Introduction:
- India’s transport sector is large and diverse; it caters to the transport needs of 1.2 billion people. Mobility flows have become a key dynamic in the rapid urbanisation process of Indian cities with urban transport infrastructure constituting the skeleton of the urban form.
- Despite the increasing levels of urban mobility in Indian cities, access to places, activities and services is becoming increasingly difficult in terms of convenience, cost and time.
- The present levels of urban mobility are already generating a crisis situation characterized by high levels of congestion, environmental pollution, traffic fatalities and inequity eventually leading to a situation of undesired accessibility crisis.
Urban transport problems:
- With over a quarter of India’s urban population below the poverty line, the mobility problems of the poor are of special concern. The unaffordability of private transport or the lack of public transit options forces this segment of the urban population to walk or cycle increasingly long distances, and, consequently, suffer severe pollution.
- As Indian cities continue to spread outward, those residents too poor to afford motorised transport will be increasingly put at a disadvantage, and further cut off from employment, recreational, educational, medical and other activity sites they need to access in the city.
- Reforming archaic transport planning and management for urban India remains the still bigger challenge.
- While, in some states, the transport department undertakes urban transport planning, in others, it is the urban development or municipal administration at the urban level that does it.
- There is a severe lack of horizontal and vertical coordination among these agencies at central, state and local levels, making accountability very difficult.
- Apparently, there is an absence of any effective coordinating agency where urban transport and land use plans can be formulated and integrated keeping an overall goal in mind.
- Another weakness is the limited authority delegated at the local city level.
- Generally, city administrations are inadequate to undertake efficient city management either because of the lack of technical capacity in city administrations or because of the weak revenue base and dependence on state and central governments for most of its financial needs.
Constitutional Provision:
- According to the Seventh Schedule (Article 246) of the Indian Constitution, urban development, which includes urban transport, is in the State List.
The National Urban Transport Policy
- The central government, under the Ministry of Urban Development (MOUD), issued the National Urban Transport Policy in 2006 with specific policy objectives of achieving safe, affordable, quick, comfortable, reliable and sustainable access to jobs, education, shopping and recreation and other such needs to an increasing number of urban residents within our cities.
- The policy acknowledged problems of road congestion and associated air pollution.
To address these issues, the NUTP proposed four strategies primarily focusing on
- increasing efficiency of road space by favouring public transport,
- using traffic management instruments to improve traffic performance,
- restraining growth of private vehicular traffic and
- technological improvements in vehicles and fuels to reduce vehicle emissions.
- The NUTP recognized the states as the main facilitators in the process of policy implementation and the central government’s role was confined to supporting the states with the necessary financial support and technical expertise.
The Need of the hour:
- Urban transport systems require several functions to be performed in a well-coordinated manner for seamless and comfortable travel experience for commuters. Unfortunately, these are performed by multiple agencies under the central, state and city governments which do not necessarily work together.

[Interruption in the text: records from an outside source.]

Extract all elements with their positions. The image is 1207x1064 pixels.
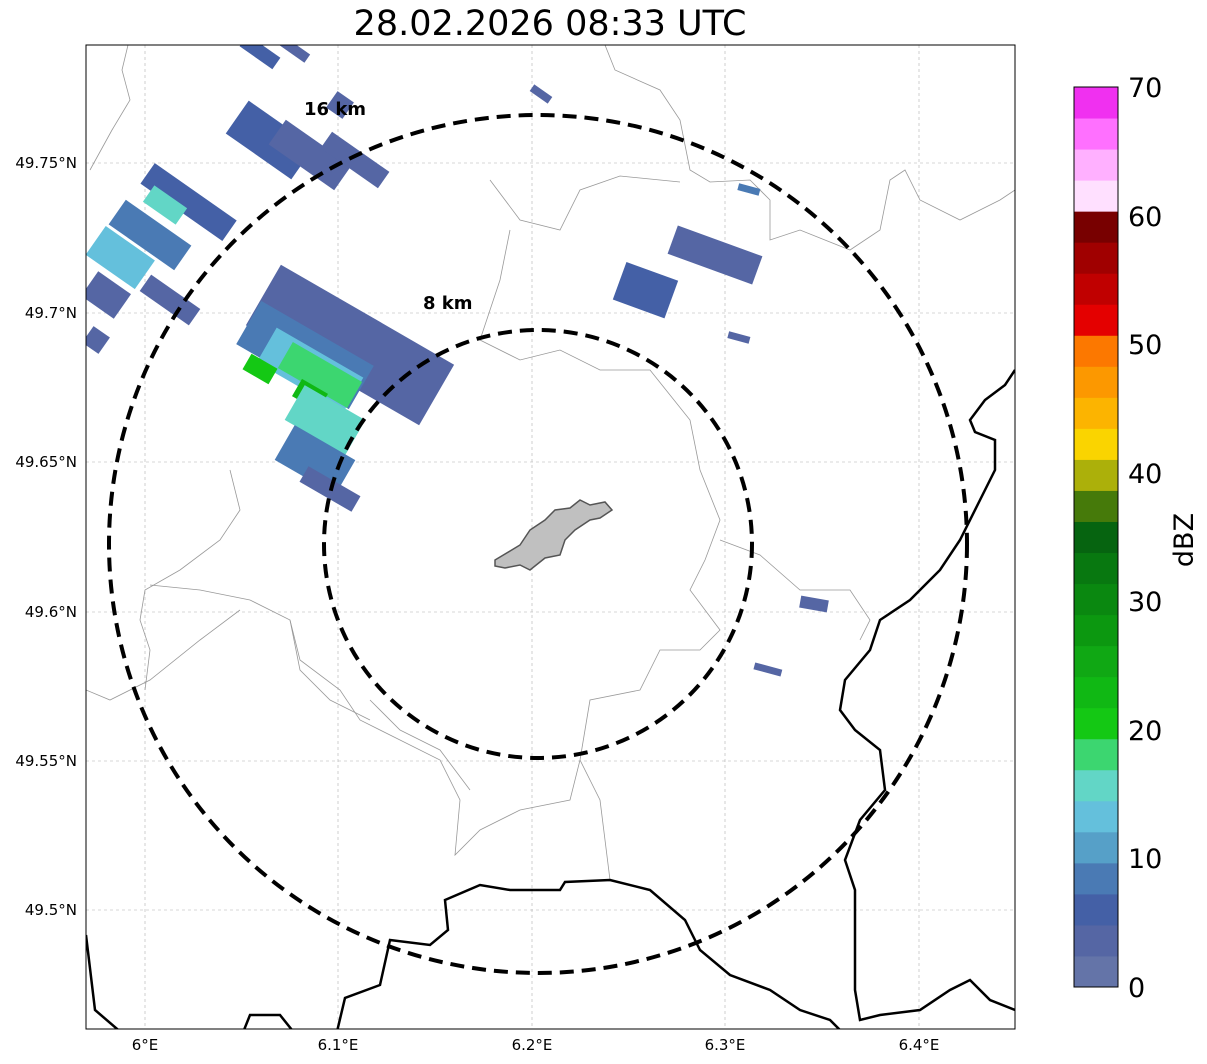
colorbar-segment — [1074, 149, 1118, 181]
colorbar-segment — [1074, 645, 1118, 678]
colorbar-segment — [1074, 862, 1118, 895]
colorbar-segment — [1074, 614, 1118, 647]
gridlines — [86, 45, 1015, 1029]
ring-label-16km: 16 km — [304, 99, 366, 120]
colorbar-frame — [1073, 86, 1119, 988]
y-tick-label: 49.6°N — [25, 603, 77, 621]
colorbar-segment — [1074, 211, 1118, 243]
colorbar-segment — [1074, 304, 1118, 336]
colorbar-ticks: 70 60 50 40 30 20 10 0 — [1128, 73, 1162, 1004]
colorbar-tick-label: 40 — [1128, 459, 1162, 490]
colorbar-segment — [1074, 769, 1118, 802]
colorbar-segment — [1074, 831, 1118, 864]
colorbar-segment — [1074, 521, 1118, 554]
x-tick-label: 6.4°E — [899, 1036, 940, 1054]
range-ring-16km — [107, 113, 969, 975]
colorbar-unit-label: dBZ — [1169, 513, 1200, 567]
colorbar-segment — [1074, 180, 1118, 212]
colorbar-segment — [1074, 490, 1118, 522]
range-ring-8km — [322, 328, 754, 760]
colorbar-tick-label: 30 — [1128, 587, 1162, 618]
colorbar-segment — [1074, 87, 1118, 119]
colorbar-segment — [1074, 676, 1118, 709]
map-title: 28.02.2026 08:33 UTC — [353, 4, 747, 44]
colorbar-tick-label: 20 — [1128, 716, 1162, 747]
colorbar-segment — [1074, 552, 1118, 585]
y-tick-label: 49.55°N — [15, 752, 77, 770]
x-tick-label: 6°E — [132, 1036, 159, 1054]
colorbar-tick-label: 10 — [1128, 844, 1162, 875]
colorbar-segment — [1074, 459, 1118, 491]
colorbar-tick-label: 70 — [1128, 73, 1162, 104]
colorbar-segment — [1074, 800, 1118, 833]
colorbar-segment — [1074, 273, 1118, 305]
y-tick-label: 49.65°N — [15, 453, 77, 471]
y-tick-label: 49.75°N — [15, 154, 77, 172]
colorbar-segment — [1074, 583, 1118, 616]
colorbar-tick-label: 60 — [1128, 202, 1162, 233]
y-tick-label: 49.5°N — [25, 901, 77, 919]
x-axis-ticks: 6°E 6.1°E 6.2°E 6.3°E 6.4°E — [132, 1036, 940, 1054]
national-borders — [86, 369, 1015, 1029]
colorbar-segment — [1074, 366, 1118, 398]
colorbar-segment — [1074, 118, 1118, 150]
colorbar-tick-label: 0 — [1128, 973, 1145, 1004]
x-tick-label: 6.2°E — [512, 1036, 553, 1054]
x-tick-label: 6.1°E — [318, 1036, 359, 1054]
colorbar-segment — [1074, 893, 1118, 926]
y-tick-label: 49.7°N — [25, 304, 77, 322]
colorbar-segment — [1074, 738, 1118, 771]
colorbar-tick-label: 50 — [1128, 330, 1162, 361]
colorbar-segment — [1074, 335, 1118, 367]
colorbar-segment — [1074, 924, 1118, 957]
colorbar-segment — [1074, 955, 1118, 988]
radar-echoes — [86, 45, 829, 677]
colorbar-segment — [1074, 428, 1118, 460]
colorbar-segment — [1074, 397, 1118, 429]
colorbar-segment — [1074, 242, 1118, 274]
y-axis-ticks: 49.75°N 49.7°N 49.65°N 49.6°N 49.55°N 49… — [15, 154, 77, 919]
city-outline — [494, 499, 614, 571]
ring-label-8km: 8 km — [423, 293, 473, 314]
colorbar — [1074, 87, 1118, 988]
x-tick-label: 6.3°E — [705, 1036, 746, 1054]
map-frame — [85, 44, 1016, 1030]
colorbar-segment — [1074, 707, 1118, 740]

- There is immediate requirement to remove physical and policy bottlenecks i.e. clear pathways inside and adjoining railway stations of obstacles, install escalators, create multiple entry and exit points, and put in place an organised feeder transport network to stations and bus terminals.
- Urban mobility is multi-dimensional in terms of policy and operational implications. Therefore, coherence in policy interventions and linkages among processes are essential.
- Improved accessibility is neither achieved by adding more roads, rail or vehicles, nor through ad hoc spatial interventions such as traffic management techniques in isolation to achieve delocalization and decongestion.